If one understands the moon to represent women and the sun to represent men, the connotation here is that women’s lesser social status is due to a “sin” that G-d is now atoning for. This, coupled with the verse in Isaiah 30:26 prophesizing that in the world to come “the light of the moon shall become like the light of the sun,” hints at a future time when women will be considered equal to men.
In the Jerusalem Talmud (Ta`anit 1:6), the tradition of women not performing work on Rosh Hodesh is listed as an authentic tradition. The Mishneh B’rurah (no. 417) quotes the Jerusalem Talmud and, like Rashi, attributes this tradition to the women not having participated in the sin of the Golden Calf.
The Shulkhan Aruch, the Code of Jewish Law, the Laws of Rosh Hodesh, Section 1, says that one is permitted to perform work on Rosh Hodesh, but that there is a “good” tradition for women not to do so.
Today, there are still women who do not work on Rosh Hodesh, particularly when it comes to household chores, such as laundry and cleaning. However, the most popular way in which women have reclaimed this women’s holiday in our time is by forming Rosh Hodesh groups. In these groups women celebrate together, whether through prayer, ritual, study, or discussion of relevant topics.

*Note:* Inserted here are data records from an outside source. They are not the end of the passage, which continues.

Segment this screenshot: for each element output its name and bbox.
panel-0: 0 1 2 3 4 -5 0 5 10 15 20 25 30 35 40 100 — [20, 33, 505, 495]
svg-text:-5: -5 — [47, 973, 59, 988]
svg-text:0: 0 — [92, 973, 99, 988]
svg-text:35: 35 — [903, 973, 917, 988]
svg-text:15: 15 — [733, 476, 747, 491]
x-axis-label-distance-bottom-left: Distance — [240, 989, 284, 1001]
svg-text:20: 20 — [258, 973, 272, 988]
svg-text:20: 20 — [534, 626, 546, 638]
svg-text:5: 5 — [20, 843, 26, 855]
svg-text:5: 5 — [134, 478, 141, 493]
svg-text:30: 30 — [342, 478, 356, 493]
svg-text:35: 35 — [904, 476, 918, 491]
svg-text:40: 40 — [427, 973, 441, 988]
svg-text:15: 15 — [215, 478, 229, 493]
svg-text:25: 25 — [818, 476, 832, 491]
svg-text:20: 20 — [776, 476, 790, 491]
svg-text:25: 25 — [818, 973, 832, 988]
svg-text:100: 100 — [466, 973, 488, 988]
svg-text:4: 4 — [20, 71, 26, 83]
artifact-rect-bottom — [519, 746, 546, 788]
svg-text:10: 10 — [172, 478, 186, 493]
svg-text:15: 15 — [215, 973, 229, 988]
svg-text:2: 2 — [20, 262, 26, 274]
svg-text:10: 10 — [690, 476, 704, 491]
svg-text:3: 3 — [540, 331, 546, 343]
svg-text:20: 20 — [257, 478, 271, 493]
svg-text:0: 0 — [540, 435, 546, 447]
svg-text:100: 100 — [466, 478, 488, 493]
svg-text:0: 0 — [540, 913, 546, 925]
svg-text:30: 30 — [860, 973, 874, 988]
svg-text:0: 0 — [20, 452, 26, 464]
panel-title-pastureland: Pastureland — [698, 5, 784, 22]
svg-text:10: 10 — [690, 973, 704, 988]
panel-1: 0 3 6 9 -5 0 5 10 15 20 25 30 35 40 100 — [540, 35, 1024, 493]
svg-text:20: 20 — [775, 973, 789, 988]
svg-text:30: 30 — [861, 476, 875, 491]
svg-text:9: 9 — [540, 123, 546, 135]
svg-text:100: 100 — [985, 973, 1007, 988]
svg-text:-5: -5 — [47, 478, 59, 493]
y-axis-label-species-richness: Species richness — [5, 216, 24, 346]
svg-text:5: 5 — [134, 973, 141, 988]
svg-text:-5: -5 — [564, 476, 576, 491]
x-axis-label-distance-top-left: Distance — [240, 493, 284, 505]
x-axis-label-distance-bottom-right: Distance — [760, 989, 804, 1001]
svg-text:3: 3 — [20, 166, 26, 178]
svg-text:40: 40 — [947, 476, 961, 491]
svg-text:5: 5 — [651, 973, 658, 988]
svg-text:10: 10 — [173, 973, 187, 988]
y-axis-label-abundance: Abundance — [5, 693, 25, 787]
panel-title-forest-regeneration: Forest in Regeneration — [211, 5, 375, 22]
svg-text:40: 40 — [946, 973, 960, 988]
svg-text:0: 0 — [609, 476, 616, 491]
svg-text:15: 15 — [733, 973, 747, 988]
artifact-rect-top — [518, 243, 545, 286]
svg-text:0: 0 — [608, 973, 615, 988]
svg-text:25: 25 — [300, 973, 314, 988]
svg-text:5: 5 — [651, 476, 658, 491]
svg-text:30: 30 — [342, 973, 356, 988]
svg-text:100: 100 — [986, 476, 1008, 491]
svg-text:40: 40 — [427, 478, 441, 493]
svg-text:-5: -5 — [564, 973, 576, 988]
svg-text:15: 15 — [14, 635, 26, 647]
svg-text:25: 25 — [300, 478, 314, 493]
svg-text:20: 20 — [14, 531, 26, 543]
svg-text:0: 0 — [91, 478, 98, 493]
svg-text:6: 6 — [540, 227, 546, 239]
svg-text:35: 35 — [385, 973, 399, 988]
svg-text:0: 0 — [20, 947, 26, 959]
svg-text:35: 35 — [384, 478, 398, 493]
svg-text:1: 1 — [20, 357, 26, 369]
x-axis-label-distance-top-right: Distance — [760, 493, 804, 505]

In recognition of the power of these traditions, Women of the Wall chose Rosh Hodesh as the day to gather as a women’s prayer group and celebrate, through prayer at the Kotel and reading the special portion for Rosh Hodesh from the Torah scroll. Women Of the Wall is proud to be the impetus for women’s reclamation and reshaping of traditional practices in a way that expresses their own spirituality.